Enquanto conversa com a reportagem, ela observa a fumaça de um incêndio que consome a floresta há cerca de um quilômetro da casa de seu vizinho e amigo João Gomes de Sousa, 47, também morador da Resex. “Joãozinho, tem que tomar cuidado senão o vento vai trazer esse fogo aqui pro seu barraco”, diz, referindo-se a uma construção simples de madeira sem energia elétrica ou saneamento básico. “É, tá chegando perto mesmo. Já está queimando há mais de uma semana”, responde o agricultor que ganha cerca de 600 reais por mês vendendo os produtos de sua pequena roça na cidade. “É o pessoal que faz isso [incendeia a mata] pra abrir pasto pra gado”, diz. “Essas queimadas ameaçam tudo o que eu tenho, minha rocinha e meu barraco”. Quem é responsável por atear o fogo? João desconversa: “Esses assuntos dá muita confusão. Você tem que saber que aqui na Resex tem os grandes e os pequenos”.

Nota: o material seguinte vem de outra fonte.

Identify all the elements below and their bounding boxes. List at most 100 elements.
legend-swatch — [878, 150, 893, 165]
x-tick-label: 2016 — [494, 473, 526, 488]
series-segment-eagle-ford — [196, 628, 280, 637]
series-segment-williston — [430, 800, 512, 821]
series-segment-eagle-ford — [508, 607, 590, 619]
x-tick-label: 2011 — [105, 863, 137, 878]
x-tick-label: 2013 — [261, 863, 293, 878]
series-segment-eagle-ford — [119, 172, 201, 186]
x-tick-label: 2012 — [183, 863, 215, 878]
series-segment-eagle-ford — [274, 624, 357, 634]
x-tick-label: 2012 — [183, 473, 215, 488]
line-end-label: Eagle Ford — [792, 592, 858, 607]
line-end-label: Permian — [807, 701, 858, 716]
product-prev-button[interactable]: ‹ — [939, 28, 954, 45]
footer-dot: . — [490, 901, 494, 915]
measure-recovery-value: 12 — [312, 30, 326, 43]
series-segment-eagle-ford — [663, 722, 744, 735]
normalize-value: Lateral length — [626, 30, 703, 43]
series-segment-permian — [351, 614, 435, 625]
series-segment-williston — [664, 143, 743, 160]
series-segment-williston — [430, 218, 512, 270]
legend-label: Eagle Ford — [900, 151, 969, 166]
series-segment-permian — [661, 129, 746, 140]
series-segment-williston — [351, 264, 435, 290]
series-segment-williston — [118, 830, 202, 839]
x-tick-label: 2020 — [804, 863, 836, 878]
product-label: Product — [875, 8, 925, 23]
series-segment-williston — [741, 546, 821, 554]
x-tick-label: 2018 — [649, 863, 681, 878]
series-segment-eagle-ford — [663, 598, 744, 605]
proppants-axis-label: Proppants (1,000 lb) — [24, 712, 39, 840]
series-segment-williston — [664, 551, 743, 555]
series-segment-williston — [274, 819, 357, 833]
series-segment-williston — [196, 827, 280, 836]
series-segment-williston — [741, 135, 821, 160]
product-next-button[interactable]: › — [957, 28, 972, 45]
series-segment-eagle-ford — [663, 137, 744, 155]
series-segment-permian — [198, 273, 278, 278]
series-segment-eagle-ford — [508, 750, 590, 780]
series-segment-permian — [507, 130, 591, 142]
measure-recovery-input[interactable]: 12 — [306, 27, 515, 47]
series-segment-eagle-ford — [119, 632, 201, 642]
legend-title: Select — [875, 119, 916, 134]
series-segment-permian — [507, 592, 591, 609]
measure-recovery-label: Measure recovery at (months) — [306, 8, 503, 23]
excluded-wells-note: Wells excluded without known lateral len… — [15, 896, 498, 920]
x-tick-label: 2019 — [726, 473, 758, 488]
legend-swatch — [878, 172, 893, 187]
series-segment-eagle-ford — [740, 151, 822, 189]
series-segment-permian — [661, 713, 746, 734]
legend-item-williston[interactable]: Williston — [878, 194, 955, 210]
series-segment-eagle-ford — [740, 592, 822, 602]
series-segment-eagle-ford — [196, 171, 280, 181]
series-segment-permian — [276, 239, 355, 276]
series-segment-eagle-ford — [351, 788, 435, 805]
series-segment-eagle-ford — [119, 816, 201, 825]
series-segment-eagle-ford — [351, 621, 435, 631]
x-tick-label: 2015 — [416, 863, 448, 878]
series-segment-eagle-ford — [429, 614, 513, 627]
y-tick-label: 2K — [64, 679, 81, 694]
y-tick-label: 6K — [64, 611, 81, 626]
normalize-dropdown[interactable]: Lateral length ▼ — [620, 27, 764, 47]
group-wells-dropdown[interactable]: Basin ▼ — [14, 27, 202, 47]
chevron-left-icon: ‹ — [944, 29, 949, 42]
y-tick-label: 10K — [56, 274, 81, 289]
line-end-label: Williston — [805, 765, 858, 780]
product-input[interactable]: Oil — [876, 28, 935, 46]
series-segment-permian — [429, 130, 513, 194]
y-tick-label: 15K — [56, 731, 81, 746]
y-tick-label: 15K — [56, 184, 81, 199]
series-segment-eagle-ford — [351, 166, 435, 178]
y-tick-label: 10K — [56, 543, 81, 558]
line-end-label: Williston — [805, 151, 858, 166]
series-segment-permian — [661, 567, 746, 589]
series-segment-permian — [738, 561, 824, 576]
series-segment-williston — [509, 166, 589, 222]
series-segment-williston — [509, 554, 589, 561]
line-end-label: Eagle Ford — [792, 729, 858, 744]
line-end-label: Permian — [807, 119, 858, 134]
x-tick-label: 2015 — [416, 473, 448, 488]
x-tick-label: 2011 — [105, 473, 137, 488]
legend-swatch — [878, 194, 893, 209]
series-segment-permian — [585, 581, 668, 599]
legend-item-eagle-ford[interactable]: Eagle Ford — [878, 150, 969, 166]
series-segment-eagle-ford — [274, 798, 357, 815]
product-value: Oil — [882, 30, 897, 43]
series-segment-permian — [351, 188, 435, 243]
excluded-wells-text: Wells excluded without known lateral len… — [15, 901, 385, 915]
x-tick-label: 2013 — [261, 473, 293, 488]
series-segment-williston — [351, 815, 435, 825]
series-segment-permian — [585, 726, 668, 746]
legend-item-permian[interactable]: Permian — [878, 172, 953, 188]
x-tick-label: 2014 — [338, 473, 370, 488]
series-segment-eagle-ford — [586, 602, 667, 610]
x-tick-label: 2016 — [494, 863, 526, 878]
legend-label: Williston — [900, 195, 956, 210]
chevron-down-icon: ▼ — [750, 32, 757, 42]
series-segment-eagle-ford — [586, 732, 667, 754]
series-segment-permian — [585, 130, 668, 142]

Dona Rosa se recorda de quando viu pela primeira vez o grau de violência envolvido no processo de grilagem e devastação da floresta. Foi nos anos 2000, quando encontrou o corpo de um seringueiro que havia entrado em conflito com madeireiros boiando nas margens do rio Branco. Ela mesma já sofreu ameaças veladas: “Tinha um pessoal que ficava escondido num mato do lado da minha casa pra me amedrontar. Pensei em registrar um boletim de ocorrência, mas fiquei com medo. Melhor não mexer com esse pessoal”. Perto de sua propriedade, mais destruição: “Derrubaram já 50 alqueires de mata aqui perto. Não deixaram árvore nem para eu arrumar meu barraco”.

A ex-seringueira se ressente das políticas ambientais do Governo Bolsonaro, famoso por “passar a boiada” em áreas de conservação. “Olha, o presidente diz que vai abrir a mão para tudo. Eu não estou de acordo. Não se fala de plantar milho, abóbora. É só agronegócio, só se fala em boi gordo, leite e fazendas. Daqui a uns anos a gente não vai conseguir tirar mais nada desta terra”, diz Rosa.